I'd figure on controlling the line level input and if the bass player needs more gain because he's trying to just plug right into the amp, he's gonna have to invest in a compressor pedal or an EQ pedal or something like that for 60-100 bucks. It'll sound way better anyway.

Then if they try to turn up their stuff to loud it'll just overdrive the preamp (sounding awful) and the amp part will be fine.
 
Have confirmed all six amps work (stereo front & rear, center & sub), and get "rated" power from each. For ex: center chl puts out 95Vp-p and 4.0A, before clipping. Allowing for scope probe impedance error and DMM reading a 1KHz signal, E x I x 0.707 = 270W (matches factory manual). For whatever that's worth....
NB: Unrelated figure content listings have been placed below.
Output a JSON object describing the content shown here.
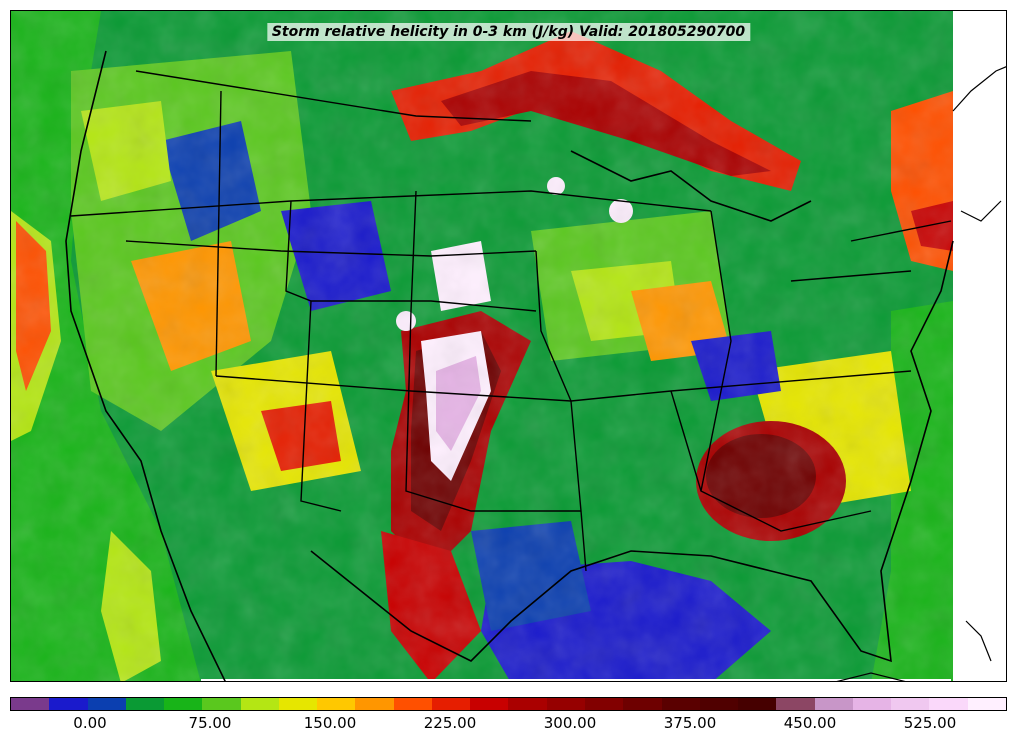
{
  "map": {
    "title": "Storm relative helicity in 0-3 km (J/kg) Valid: 201805290700"
  },
  "colorbar": {
    "colors": [
      "#7a3a8c",
      "#1a1acc",
      "#0b3fb0",
      "#0a9a34",
      "#18b418",
      "#5ac81e",
      "#b4e614",
      "#e6e600",
      "#ffc800",
      "#ff9600",
      "#ff5000",
      "#e61e00",
      "#c80000",
      "#aa0000",
      "#960000",
      "#820000",
      "#6e0000",
      "#5a0000",
      "#500000",
      "#460000",
      "#8c4664",
      "#c896c8",
      "#e6b4e6",
      "#f0c8f0",
      "#fad8fa",
      "#fff0ff"
    ],
    "ticks": [
      "0.00",
      "75.00",
      "150.00",
      "225.00",
      "300.00",
      "375.00",
      "450.00",
      "525.00"
    ]
  },
  "field_colors": {
    "background": "#0a9a34",
    "low": "#1a1acc",
    "medium": "#b4e614",
    "high": "#c80000",
    "extreme": "#fff0ff"
  }
}
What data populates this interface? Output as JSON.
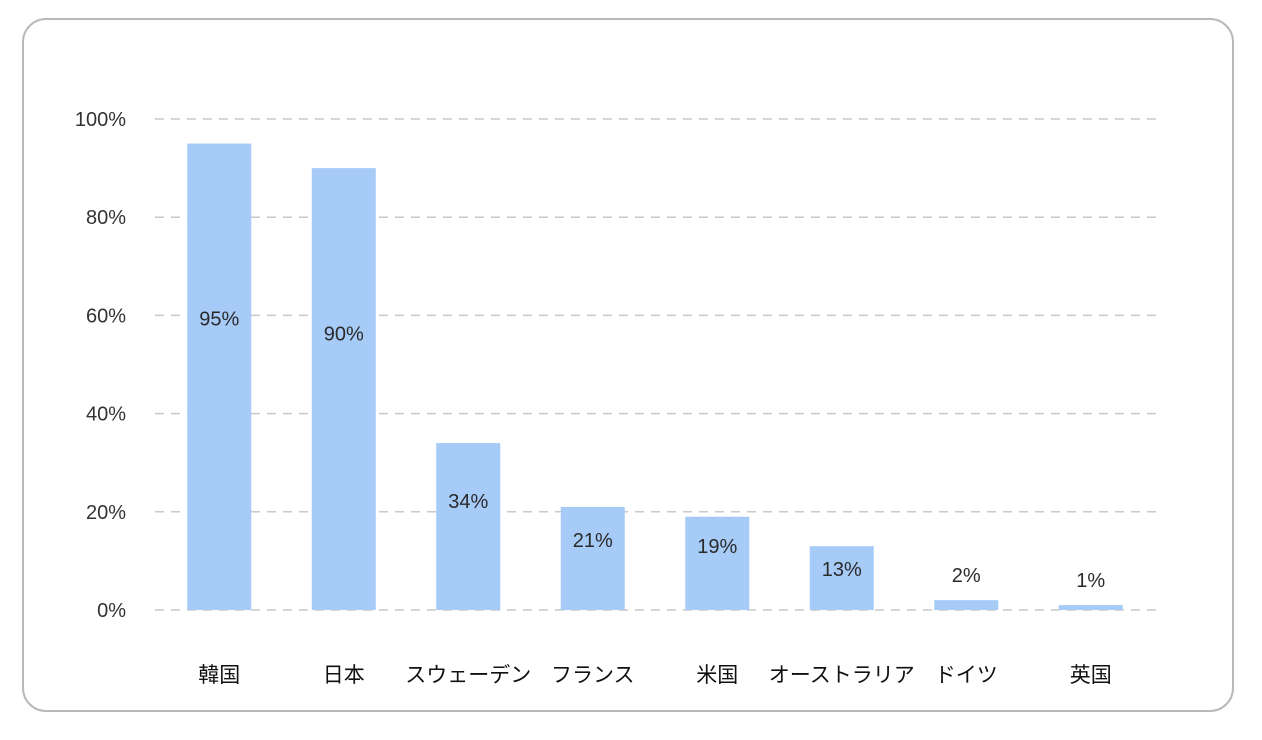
{
  "chart_data": {
    "type": "bar",
    "title": "",
    "xlabel": "",
    "ylabel": "",
    "categories": [
      "韓国",
      "日本",
      "スウェーデン",
      "フランス",
      "米国",
      "オーストラリア",
      "ドイツ",
      "英国"
    ],
    "values": [
      95,
      90,
      34,
      21,
      19,
      13,
      2,
      1
    ],
    "data_labels": [
      "95%",
      "90%",
      "34%",
      "21%",
      "19%",
      "13%",
      "2%",
      "1%"
    ],
    "y_ticks": [
      "0%",
      "20%",
      "40%",
      "60%",
      "80%",
      "100%"
    ],
    "ylim": [
      0,
      100
    ],
    "grid": true,
    "legend": "none",
    "bar_color": "#a6cbf7",
    "grid_color": "#c8c8c8"
  }
}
That sounds FAR better than most such amps, the power figures are usually completely imaginary - although it all depends on how good the PSU is, and it's unlikely to be able to survive being driven hard (instrument and PA amps have to be a LOT better made than home audio ones.).

I'm also a little concerned how you measured the output current 😱 it's not something that is normally done, there's no point in it - just measure the output voltage feeding a dummy load, convert to RMS, square it, and divide by the load impedance.
 
Most rock bands will overdrive their amps, for distortion effect if not just straight out loudness wars. A guitar needs to see a 1Meg ohm amp input impedance, or will lose it's high treble and sound horrible. Plugging a guitar right into a conventional poweramp or hi-fi preamp would present way too low of an impedance/load for the guitar. Some sort of guitar preamp is mandatory because of this.

Clipping with the reactive load of a speaker is hard on most amps. Phase margin gets bitch-slapped left and right. I'd put a 1 ohm resistor in series with the final output, as protection for the stability of the amp, so when it gets jammed into clipping on a regular basis its challenge will be limited. That will throw away maybe roughly 10% of the power (so use a big wattage rating R), but the amp will be less likely to blow up and blow the speakers as well. The 1 ohm resistor may actually improve the sound by lessening damping of the speaker cone. It may have a more relaxed sound, closer to tube sound.